Pero eso no fue nada comparado con cuando cruzó conmigo la mirada. Por un instante fue sencillamente inquietante. Luego fue como si la luz de la escalera se atenuara. O como si de pronto me hundieran bajo el agua y la presión me impidiera llenar de aire los pulmones.

– Maldita sea, imbécil -oí a una voz conocida que parecía provenir de muy lejos-. Si vas a quedarte catatónico otra vez, ten la decencia de hacerlo en el Refugio para ahorrarnos el trabajo de llevar tu carcasa cubierta de espumarajos hasta allí en un carro. Y si no, apártate.

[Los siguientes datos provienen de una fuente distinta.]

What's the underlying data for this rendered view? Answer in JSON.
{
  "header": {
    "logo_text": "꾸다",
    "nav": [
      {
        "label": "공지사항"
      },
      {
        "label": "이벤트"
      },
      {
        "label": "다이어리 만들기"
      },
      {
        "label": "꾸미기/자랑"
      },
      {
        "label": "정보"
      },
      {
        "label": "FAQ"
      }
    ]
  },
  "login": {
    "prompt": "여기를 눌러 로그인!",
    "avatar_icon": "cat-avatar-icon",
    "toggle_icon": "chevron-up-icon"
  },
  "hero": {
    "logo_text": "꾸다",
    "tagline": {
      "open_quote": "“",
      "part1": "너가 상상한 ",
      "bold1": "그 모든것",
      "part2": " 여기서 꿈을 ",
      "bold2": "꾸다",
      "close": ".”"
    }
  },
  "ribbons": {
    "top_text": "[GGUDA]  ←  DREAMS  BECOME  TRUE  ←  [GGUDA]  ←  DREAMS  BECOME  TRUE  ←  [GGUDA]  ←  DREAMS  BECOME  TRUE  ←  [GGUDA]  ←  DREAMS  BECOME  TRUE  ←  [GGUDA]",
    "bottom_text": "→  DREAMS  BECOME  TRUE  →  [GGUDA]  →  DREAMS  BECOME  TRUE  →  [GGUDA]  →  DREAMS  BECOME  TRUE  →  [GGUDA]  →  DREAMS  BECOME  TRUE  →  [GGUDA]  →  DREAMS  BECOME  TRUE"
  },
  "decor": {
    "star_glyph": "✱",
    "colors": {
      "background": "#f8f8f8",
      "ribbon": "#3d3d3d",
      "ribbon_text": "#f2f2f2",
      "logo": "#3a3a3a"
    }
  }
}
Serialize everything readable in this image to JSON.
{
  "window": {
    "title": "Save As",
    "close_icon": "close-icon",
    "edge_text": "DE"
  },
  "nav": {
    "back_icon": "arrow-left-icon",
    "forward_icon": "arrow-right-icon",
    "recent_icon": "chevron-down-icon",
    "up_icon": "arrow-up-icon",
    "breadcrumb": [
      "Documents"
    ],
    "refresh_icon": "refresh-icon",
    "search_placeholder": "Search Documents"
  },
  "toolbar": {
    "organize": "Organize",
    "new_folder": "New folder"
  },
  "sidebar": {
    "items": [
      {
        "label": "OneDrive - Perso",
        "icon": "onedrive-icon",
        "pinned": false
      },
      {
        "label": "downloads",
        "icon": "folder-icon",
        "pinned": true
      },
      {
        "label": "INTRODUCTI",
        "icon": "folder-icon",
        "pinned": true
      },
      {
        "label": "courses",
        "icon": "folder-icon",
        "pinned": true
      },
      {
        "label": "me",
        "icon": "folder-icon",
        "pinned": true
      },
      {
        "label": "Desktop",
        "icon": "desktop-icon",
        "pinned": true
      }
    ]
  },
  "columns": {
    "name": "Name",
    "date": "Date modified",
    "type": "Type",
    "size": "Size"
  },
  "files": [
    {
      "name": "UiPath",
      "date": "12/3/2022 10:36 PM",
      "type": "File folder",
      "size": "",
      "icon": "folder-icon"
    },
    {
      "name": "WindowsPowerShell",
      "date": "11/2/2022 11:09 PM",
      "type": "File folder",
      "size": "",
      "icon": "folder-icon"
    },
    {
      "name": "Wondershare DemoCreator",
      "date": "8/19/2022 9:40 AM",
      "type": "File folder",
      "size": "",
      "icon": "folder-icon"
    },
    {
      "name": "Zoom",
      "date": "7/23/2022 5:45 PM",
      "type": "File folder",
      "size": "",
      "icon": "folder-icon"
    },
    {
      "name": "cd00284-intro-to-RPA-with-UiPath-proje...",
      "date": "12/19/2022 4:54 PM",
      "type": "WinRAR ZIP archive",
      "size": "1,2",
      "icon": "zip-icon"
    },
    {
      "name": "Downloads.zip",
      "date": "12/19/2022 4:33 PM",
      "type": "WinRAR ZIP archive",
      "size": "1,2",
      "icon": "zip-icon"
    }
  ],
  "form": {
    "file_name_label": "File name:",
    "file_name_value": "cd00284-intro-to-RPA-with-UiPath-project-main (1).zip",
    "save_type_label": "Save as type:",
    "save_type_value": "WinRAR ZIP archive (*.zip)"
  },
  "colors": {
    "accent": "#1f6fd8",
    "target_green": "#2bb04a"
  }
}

Elodin dejó de mirarme y de pronto todo volvió a verse claro y luminoso. Me contuve para no inspirar con una ruidosa bocanada.

El maestro Hemme bajó la escalera pisando fuerte, e hizo a un lado a Elodin de un empujón. Al verme, dio un resoplido y dijo:

– Claro. El otro retrasado también está aquí. ¿Quieres que te recomiende un libro para tu examen? Es una obra muy interesante titulada Pasillos, forma y función: manual para deficientes mentales.